The performance investigation of the regionalized GR2M model parameters for estimating monthly runoff in the ungauged basin was conducted in this research work. We selected 37 runoff gauged stations located in the southern basin, Thailand, as the study case. The regression-based and distance-based methods were applied for this purpose. Using regression-based methods to determine two GR2M parameters, the hydrological data was more suitable group of independent variables than the basin’s physical characteristics.
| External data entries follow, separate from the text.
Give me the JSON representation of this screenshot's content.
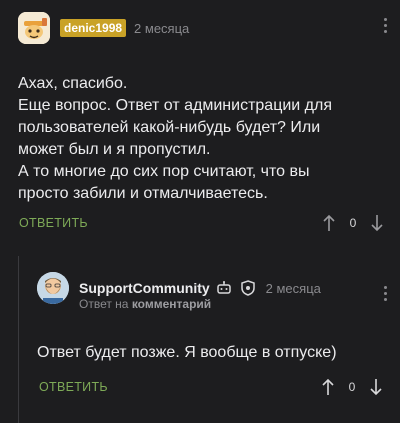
{
  "comment1": {
    "username": "denic1998",
    "time": "2 месяца",
    "lines": [
      "Ахах, спасибо.",
      "Еще вопрос. Ответ от администрации для",
      "пользователей какой-нибудь будет? Или",
      "может был и я пропустил.",
      "А то многие до сих пор считают, что вы",
      "просто забили и отмалчиваетесь."
    ],
    "reply_label": "ОТВЕТИТЬ",
    "score": "0"
  },
  "comment2": {
    "username": "SupportCommunity",
    "time": "2 месяца",
    "reply_prefix": "Ответ на",
    "reply_target": "комментарий",
    "text": "Ответ будет позже. Я вообще в отпуске)",
    "reply_label": "ОТВЕТИТЬ",
    "score": "0"
  },
  "colors": {
    "background": "#1d1d1f",
    "username_badge": "#c9a227",
    "reply_button": "#7eaa57",
    "meta_text": "#8a8a8e"
  },
  "icons": {
    "comment1_avatar": "cartoon-avatar",
    "comment2_avatar": "bearded-man-avatar",
    "staff_badge": "robot-icon",
    "shield_badge": "shield-icon",
    "more_menu": "kebab-menu-icon",
    "upvote": "arrow-up-icon",
    "downvote": "arrow-down-icon"
  }
}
We also found that RF gave the best performance for estimating X1 and X2 values due to providing the lowest error, followed by M5, MLR, SPA, and PSA. However, by simultaneously considering NSE, r, and OI values, RF provided the best performance in estimating monthly runoff time series by giving NSE, r, and OI values of equal or more than 0.70, followed by SPA, M5, MLR, and PSA. Furthermore, by using a Taylor diagram, we found that RF provided the results closest to GR2M's results, followed by SPA, M5, PSA, and MLP. However, in case of lack of basin's physical characteristics and hydrological information, it would recommend using SPA since it only needs information on the distance between a gauged station (or donor station) and ungauged stations (or a target station). Estimating monthly runoff time series in the ungauged basin via the regionalization methods could be drastically useful for water resources planning and management.